All Music plays, as far as I can tell, about fifteen or twenty different videos, about a third of them by Italian artists. The rest is the usual (although slightly Eurotrashier) stuff you'd expect from Vh1 in the early morning: too many pitch-corrected little girl voices singing about revenge and resistance over big 1980s arrangements. (Thank you, Sweden!) What was fascinating, to my inexperienced ear, was how much less cynical, how downright optimistic, the Italian popular music idiom is, in comparison to ours: where Lady GaGa (who is--does this matter?--Italian-American) sings about her poker face (and I love this song, even as I keep wondering whether it will ever be possible to make a dance anthem about a face incapable of hiding anything), Laura Pausini's new video makes an argument for obviousness as the ground of futurity: "what's there," she sings in possibly the most Heideggerian moment in recent popular songwriting, "is the most evident proof [comunque quel che c'è / è la prova più evidente]."

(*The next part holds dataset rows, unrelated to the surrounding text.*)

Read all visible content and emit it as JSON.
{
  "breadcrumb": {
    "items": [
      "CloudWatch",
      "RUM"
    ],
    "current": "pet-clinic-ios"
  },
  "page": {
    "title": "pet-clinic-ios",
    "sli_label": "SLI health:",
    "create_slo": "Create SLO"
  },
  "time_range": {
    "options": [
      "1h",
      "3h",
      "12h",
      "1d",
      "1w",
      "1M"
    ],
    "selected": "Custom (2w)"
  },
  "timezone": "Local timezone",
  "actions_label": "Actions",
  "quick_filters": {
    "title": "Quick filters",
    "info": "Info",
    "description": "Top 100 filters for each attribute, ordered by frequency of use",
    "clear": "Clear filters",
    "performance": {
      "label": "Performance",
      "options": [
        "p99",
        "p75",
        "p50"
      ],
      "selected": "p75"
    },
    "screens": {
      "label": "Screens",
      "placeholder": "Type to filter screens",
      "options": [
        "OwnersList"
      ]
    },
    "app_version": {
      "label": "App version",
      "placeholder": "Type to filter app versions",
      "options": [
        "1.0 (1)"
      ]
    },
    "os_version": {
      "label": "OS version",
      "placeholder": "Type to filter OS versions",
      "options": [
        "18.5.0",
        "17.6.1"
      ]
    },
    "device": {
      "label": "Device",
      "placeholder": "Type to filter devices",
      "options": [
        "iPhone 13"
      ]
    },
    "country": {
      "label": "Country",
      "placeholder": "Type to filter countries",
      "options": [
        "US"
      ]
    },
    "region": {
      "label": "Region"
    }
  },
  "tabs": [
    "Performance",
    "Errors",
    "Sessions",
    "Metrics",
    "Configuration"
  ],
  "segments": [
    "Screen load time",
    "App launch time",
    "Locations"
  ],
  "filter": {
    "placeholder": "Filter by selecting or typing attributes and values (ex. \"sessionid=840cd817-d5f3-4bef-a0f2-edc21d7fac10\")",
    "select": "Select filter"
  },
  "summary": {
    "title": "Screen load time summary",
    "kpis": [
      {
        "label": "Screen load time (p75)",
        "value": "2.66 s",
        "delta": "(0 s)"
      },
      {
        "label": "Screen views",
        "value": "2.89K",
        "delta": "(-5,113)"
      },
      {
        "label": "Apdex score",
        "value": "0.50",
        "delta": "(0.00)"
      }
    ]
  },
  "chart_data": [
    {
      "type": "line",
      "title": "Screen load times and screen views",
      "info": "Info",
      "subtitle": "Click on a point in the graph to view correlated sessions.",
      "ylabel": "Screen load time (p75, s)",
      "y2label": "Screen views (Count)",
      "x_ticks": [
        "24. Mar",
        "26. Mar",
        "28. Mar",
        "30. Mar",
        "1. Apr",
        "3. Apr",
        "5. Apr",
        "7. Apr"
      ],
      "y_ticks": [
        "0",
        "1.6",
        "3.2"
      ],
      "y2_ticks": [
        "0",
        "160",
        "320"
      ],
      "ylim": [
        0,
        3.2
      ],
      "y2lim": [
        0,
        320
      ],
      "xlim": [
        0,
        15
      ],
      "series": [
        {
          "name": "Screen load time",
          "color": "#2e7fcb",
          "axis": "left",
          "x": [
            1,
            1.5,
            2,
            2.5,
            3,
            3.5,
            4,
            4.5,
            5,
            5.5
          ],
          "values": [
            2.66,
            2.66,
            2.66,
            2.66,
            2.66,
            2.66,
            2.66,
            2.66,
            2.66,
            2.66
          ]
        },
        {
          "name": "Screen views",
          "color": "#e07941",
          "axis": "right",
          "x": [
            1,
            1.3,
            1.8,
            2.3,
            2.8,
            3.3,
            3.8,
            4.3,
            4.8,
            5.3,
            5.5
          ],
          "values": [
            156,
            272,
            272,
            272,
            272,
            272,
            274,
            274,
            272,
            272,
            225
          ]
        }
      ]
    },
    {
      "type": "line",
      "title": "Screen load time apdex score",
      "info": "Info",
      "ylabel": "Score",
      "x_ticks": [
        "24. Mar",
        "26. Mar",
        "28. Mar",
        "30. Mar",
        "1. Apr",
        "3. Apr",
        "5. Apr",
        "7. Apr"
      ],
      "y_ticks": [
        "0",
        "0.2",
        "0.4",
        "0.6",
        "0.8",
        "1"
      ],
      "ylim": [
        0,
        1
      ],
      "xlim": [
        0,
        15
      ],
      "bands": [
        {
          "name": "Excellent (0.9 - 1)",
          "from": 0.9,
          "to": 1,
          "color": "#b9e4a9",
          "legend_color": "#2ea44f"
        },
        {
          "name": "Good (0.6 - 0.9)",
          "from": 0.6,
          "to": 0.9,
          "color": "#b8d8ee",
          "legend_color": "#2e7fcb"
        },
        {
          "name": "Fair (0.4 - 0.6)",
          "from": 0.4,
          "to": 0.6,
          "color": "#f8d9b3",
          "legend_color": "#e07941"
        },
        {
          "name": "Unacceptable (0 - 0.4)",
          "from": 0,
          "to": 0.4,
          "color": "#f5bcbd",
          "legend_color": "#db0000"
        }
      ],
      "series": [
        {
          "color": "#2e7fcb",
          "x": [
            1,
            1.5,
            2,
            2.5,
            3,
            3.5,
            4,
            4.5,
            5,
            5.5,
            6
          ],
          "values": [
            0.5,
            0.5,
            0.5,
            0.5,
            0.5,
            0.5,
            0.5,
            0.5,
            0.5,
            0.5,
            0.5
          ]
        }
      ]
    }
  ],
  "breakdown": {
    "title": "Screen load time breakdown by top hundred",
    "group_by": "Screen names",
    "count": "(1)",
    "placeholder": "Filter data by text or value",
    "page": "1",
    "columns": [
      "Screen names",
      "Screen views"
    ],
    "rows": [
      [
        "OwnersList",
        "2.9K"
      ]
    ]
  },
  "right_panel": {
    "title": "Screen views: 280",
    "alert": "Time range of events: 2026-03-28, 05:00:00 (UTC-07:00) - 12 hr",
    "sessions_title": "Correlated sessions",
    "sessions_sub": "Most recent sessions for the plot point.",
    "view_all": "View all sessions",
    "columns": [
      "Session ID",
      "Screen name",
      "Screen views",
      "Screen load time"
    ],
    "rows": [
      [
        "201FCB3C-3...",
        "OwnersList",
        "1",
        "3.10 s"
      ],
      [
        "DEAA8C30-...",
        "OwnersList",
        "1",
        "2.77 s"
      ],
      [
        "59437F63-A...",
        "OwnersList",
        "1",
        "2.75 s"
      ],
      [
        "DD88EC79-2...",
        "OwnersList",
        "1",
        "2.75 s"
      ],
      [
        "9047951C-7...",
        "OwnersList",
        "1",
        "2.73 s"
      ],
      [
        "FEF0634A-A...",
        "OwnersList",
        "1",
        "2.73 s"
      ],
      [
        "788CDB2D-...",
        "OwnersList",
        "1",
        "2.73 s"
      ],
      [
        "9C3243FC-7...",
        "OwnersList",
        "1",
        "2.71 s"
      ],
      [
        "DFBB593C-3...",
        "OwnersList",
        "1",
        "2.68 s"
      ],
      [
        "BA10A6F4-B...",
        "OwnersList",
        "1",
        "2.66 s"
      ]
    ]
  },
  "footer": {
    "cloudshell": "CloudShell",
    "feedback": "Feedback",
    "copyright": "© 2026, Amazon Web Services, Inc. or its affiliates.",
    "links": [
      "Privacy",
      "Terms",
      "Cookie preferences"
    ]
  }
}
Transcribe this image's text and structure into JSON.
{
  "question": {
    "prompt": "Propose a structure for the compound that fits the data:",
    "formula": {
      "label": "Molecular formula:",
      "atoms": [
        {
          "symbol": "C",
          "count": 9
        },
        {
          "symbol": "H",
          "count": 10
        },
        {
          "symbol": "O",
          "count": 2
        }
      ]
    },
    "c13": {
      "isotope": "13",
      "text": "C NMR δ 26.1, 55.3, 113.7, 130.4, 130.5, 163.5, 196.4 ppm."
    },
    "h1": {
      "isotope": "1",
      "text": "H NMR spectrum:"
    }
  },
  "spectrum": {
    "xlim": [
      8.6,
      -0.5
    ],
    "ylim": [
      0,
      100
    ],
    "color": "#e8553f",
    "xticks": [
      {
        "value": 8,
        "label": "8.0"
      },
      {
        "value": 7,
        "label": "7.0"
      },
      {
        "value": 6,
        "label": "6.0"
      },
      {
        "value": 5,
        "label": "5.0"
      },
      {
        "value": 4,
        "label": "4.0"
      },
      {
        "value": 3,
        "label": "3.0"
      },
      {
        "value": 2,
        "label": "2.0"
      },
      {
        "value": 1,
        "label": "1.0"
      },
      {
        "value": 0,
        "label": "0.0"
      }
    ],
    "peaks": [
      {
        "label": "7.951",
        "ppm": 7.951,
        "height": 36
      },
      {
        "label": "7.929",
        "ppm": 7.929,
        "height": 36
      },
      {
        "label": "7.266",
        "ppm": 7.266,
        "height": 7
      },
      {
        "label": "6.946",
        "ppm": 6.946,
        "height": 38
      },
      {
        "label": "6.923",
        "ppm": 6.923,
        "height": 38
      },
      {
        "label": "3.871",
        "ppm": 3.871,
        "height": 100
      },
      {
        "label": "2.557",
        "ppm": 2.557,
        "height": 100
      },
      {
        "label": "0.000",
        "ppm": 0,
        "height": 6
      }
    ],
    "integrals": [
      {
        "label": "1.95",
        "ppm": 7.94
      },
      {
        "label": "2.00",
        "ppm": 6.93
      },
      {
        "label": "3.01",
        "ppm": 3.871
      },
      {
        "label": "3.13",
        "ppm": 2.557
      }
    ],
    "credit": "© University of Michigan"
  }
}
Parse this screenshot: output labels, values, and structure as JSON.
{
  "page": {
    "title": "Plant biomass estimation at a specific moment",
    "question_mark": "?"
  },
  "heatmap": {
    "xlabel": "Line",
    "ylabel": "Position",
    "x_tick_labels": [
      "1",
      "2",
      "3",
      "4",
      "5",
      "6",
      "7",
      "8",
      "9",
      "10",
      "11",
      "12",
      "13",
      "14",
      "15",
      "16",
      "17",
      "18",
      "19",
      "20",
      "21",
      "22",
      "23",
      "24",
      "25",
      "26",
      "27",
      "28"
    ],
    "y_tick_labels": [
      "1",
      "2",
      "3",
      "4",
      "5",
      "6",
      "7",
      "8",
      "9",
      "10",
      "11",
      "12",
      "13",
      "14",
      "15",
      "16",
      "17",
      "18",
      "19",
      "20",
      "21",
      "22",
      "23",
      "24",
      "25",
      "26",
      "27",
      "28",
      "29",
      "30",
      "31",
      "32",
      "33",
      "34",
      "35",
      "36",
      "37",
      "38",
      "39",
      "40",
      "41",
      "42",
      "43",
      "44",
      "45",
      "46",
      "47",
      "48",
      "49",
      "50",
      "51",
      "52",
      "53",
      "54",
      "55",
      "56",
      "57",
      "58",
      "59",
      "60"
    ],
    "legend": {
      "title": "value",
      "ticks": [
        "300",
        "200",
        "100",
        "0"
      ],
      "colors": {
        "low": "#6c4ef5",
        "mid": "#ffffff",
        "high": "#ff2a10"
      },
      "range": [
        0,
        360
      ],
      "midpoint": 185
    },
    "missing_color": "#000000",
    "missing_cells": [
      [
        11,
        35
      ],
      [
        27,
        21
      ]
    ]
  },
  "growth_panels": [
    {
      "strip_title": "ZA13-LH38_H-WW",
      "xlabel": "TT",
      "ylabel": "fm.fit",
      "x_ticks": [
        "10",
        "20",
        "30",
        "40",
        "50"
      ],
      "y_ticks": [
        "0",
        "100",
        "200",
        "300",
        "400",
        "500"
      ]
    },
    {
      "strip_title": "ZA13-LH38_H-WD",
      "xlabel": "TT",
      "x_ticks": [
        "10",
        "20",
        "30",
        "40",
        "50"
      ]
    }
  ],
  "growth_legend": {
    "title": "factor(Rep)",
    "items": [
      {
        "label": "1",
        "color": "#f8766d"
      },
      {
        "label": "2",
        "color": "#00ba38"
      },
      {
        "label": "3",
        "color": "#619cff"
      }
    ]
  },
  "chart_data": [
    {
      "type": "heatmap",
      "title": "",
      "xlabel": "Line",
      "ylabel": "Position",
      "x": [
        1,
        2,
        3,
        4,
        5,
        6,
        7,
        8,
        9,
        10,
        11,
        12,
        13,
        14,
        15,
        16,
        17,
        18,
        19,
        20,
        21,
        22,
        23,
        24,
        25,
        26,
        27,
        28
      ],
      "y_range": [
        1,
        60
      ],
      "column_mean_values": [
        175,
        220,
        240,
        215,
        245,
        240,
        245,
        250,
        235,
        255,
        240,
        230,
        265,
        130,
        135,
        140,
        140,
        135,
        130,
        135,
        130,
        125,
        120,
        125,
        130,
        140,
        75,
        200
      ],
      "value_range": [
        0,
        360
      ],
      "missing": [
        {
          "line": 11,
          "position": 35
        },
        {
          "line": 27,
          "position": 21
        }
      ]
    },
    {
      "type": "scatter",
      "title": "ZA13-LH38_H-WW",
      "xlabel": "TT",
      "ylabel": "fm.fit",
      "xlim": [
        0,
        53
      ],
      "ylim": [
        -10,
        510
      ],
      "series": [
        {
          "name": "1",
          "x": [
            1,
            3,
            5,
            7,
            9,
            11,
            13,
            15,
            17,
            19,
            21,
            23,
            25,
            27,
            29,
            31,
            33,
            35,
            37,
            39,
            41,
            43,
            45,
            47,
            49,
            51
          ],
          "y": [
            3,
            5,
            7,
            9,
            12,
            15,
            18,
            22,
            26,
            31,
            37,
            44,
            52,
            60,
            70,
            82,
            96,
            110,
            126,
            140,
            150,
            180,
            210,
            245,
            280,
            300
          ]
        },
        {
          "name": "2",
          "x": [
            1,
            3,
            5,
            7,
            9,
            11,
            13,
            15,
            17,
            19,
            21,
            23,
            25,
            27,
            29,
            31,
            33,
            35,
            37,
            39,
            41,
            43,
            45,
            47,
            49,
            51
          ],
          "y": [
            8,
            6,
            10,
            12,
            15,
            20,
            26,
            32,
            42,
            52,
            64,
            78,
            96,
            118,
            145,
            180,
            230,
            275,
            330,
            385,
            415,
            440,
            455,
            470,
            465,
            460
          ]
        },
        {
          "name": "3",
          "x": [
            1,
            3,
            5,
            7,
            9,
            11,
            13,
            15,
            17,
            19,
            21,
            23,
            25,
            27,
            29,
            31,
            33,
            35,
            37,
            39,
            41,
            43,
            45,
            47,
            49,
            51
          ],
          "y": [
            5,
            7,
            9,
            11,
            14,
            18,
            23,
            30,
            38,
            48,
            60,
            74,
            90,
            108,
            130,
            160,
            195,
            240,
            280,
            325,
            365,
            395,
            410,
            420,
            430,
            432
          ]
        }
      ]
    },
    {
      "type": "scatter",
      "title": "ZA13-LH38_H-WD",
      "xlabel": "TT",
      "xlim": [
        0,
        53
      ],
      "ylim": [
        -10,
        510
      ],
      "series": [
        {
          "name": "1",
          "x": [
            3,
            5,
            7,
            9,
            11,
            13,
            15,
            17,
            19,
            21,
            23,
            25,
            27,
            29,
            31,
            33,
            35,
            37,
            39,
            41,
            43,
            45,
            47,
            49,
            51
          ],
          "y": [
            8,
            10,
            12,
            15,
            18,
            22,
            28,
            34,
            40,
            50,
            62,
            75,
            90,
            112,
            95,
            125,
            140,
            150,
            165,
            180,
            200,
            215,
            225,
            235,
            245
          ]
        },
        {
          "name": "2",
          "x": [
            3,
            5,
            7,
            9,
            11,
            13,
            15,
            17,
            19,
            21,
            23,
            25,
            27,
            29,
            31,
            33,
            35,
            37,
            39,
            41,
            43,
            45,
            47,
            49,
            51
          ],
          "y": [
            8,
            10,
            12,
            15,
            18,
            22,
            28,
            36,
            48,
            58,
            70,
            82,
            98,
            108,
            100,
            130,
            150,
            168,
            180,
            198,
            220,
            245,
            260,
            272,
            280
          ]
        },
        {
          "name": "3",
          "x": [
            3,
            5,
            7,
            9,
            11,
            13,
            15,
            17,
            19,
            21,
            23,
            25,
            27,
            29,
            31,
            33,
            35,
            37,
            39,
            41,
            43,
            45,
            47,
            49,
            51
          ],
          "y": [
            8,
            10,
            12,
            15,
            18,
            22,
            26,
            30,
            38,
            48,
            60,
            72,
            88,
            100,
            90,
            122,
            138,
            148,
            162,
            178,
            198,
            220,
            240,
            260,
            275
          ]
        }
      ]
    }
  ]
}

Don't get me wrong. This is an enormous ballad, and by every standard a colossal piece of crap, but I love it. Just as I love--to be honest, not quite as much as I love--Gianna Nannini's "Attimo," where the only out lesbian in Italian music promises, again in a future tense that we seem less eager to use, "In just a moment / I'll hold you [In un attimo / io ti stringerò]," just before asserting, with equal conviction, "Within just a moment / I'll lose you [Dentro a un attimo / io ti perderò]." (The chorus swells into a giant affirmation of this hope and this ambivalence: "Don't go away / before it hurts / Don't go away / without my life [Non te ne andare / prima che faccia male / Non te ne andare / Senza la mia vita].") At the risk of sounding every bit as sentimental as what I'm describing, I love the way these songs promise, and how Nannini's in particular acknowledges the risk of promising--and abiding with--something. (It also helps that the chorus of "Attimo" sounds a lot like Melissa Etheridge's "Come to My Window.")

What does this all amount to? Just the sense--fostered in part, I imagine, by jet-lag--that there's a place for promising in popular music, a place for acknowledging that hide and seek isn't the only game in town. Sometimes what's out there is the most compelling proof, the easiest thing to build a future on. To sing about a future isn't to claim to know what that future will hold; it is, nonetheless, to be committed to the idea of a future, to the idea of something or someone to hold on to. God knows that in the intervening "attimo" everything could change, but songs like these encourage us to place our bets on something, to come down on the side of holding or losing. I, for one, am determined to hold.